Sedangkan catatan berdasarkan surat Direktorat Dana Perimbangan Kemenkeu RI Nomor 5-78/PK.2/2011 dan ditandatangani oleh Direktur Pramudjo, bagi hasil minyak bumi Rp 91.515.304.455 dan gas bumi Rp 19.879.561.618. “Aturan penyusunan APBD, dana yang ditransfer oleh kementerian keuangan seharusnya pas,” tandas Rido.
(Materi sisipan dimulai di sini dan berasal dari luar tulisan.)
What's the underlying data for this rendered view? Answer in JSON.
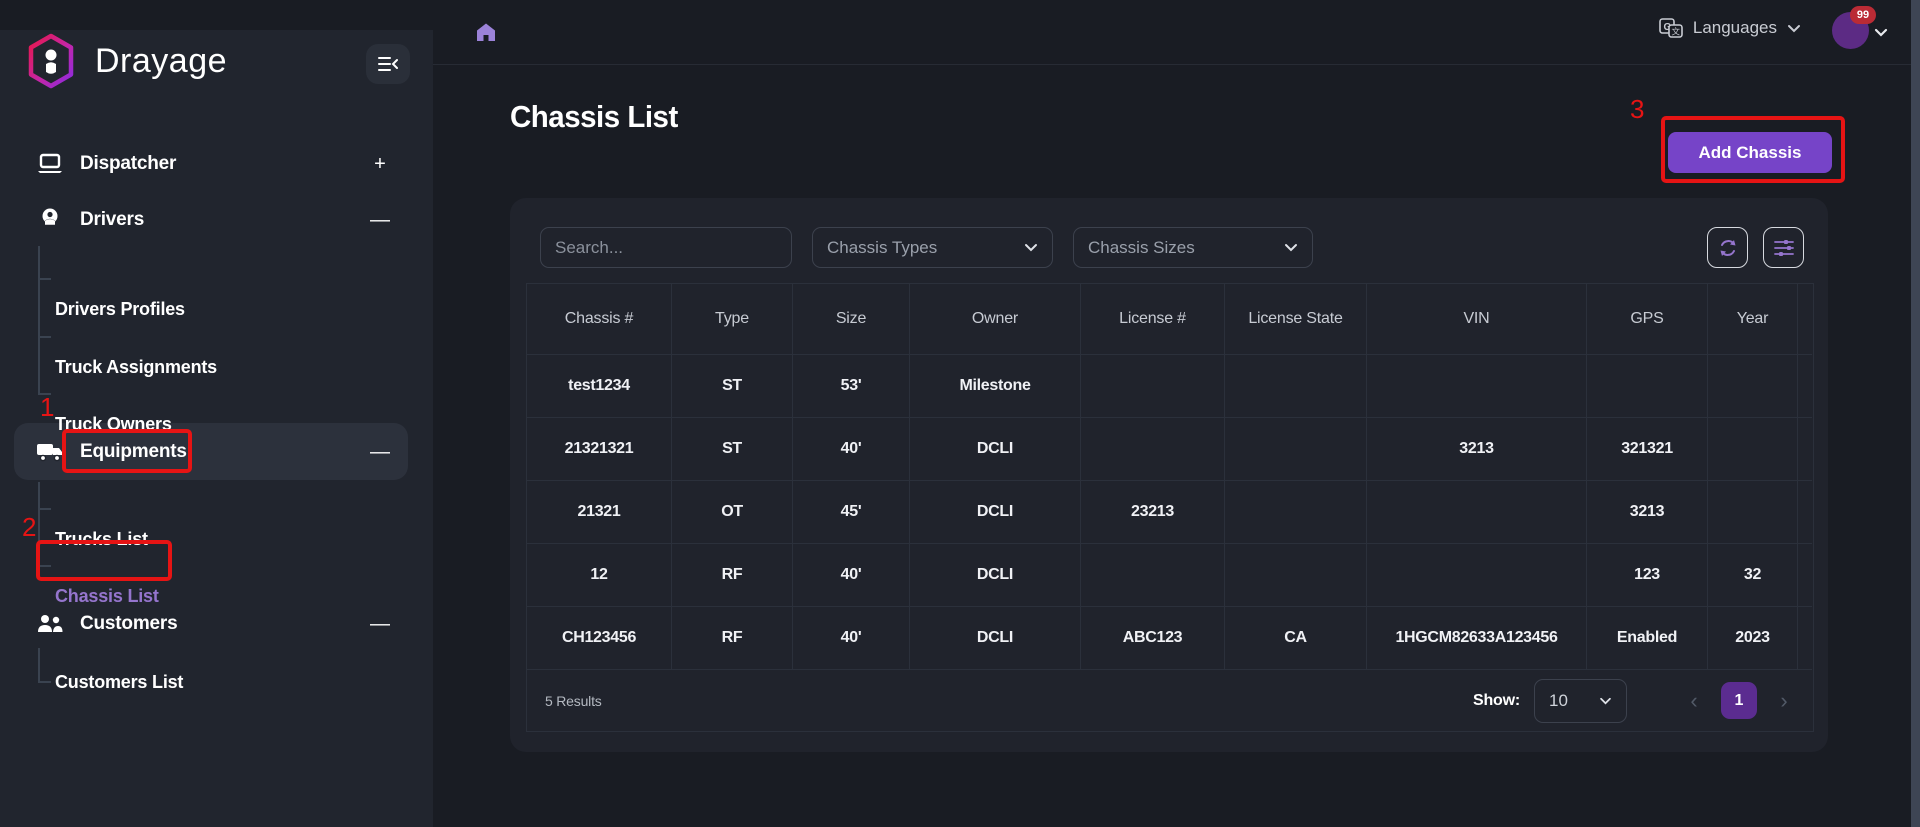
{
  "colors": {
    "accent_purple": "#7644c8",
    "active_link_purple": "#9575cd",
    "pagination_purple": "#5b2c90",
    "avatar_purple": "#5c2b84",
    "annotation_red": "#e61414",
    "badge_red": "#ba2b35",
    "sidebar_bg": "#21252e",
    "page_bg": "#191c23",
    "card_bg": "#20232c"
  },
  "brand": {
    "name": "Drayage"
  },
  "topbar": {
    "languages": "Languages",
    "badge": "99"
  },
  "sidebar": {
    "items": [
      {
        "label": "Dispatcher",
        "toggle": "+"
      },
      {
        "label": "Drivers",
        "toggle": "—"
      },
      {
        "label": "Drivers Profiles"
      },
      {
        "label": "Truck Assignments"
      },
      {
        "label": "Truck Owners"
      },
      {
        "label": "Equipments",
        "toggle": "—"
      },
      {
        "label": "Trucks List"
      },
      {
        "label": "Chassis List"
      },
      {
        "label": "Customers",
        "toggle": "—"
      },
      {
        "label": "Customers List"
      }
    ]
  },
  "annotations": {
    "n1": "1",
    "n2": "2",
    "n3": "3"
  },
  "page": {
    "title": "Chassis List",
    "add_button": "Add Chassis"
  },
  "filters": {
    "search_placeholder": "Search...",
    "types_label": "Chassis Types",
    "sizes_label": "Chassis Sizes"
  },
  "table": {
    "headers": [
      "Chassis #",
      "Type",
      "Size",
      "Owner",
      "License #",
      "License State",
      "VIN",
      "GPS",
      "Year"
    ],
    "rows": [
      [
        "test1234",
        "ST",
        "53'",
        "Milestone",
        "",
        "",
        "",
        "",
        ""
      ],
      [
        "21321321",
        "ST",
        "40'",
        "DCLI",
        "",
        "",
        "3213",
        "321321",
        ""
      ],
      [
        "21321",
        "OT",
        "45'",
        "DCLI",
        "23213",
        "",
        "",
        "3213",
        ""
      ],
      [
        "12",
        "RF",
        "40'",
        "DCLI",
        "",
        "",
        "",
        "123",
        "32"
      ],
      [
        "CH123456",
        "RF",
        "40'",
        "DCLI",
        "ABC123",
        "CA",
        "1HGCM82633A123456",
        "Enabled",
        "2023"
      ]
    ]
  },
  "pagination": {
    "results": "5 Results",
    "show_label": "Show:",
    "page_size": "10",
    "page": "1",
    "prev": "‹",
    "next": "›"
  }
}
Politisi asal PPP itu juga menegaskan, rekapiltulasi anggaran dilakukan setiap tahun. Dana transfer yang tercantum di APBD dan LKPJ gubernur 2010 lebih besar dari catatan Direktorat Dana Perimbangan Kemenkeu RI. Anehnya, tidak ada proses pengembalian dana kelebihan transfer kepada pemerintah pusat. “Ini jelas kebohongan publik,” imbuhnya.
Sementara Kepala Bidang Pendapatan BPKD Maulana terkesan ragu-ragu atas penyebab perbedaan pencatatan. “Mungkin saja terjadi kekeliruan pencatatan. Atau mungkin saja karena persoalan waktu transfer yang dilaksanakan per triwulan,” tutur dia.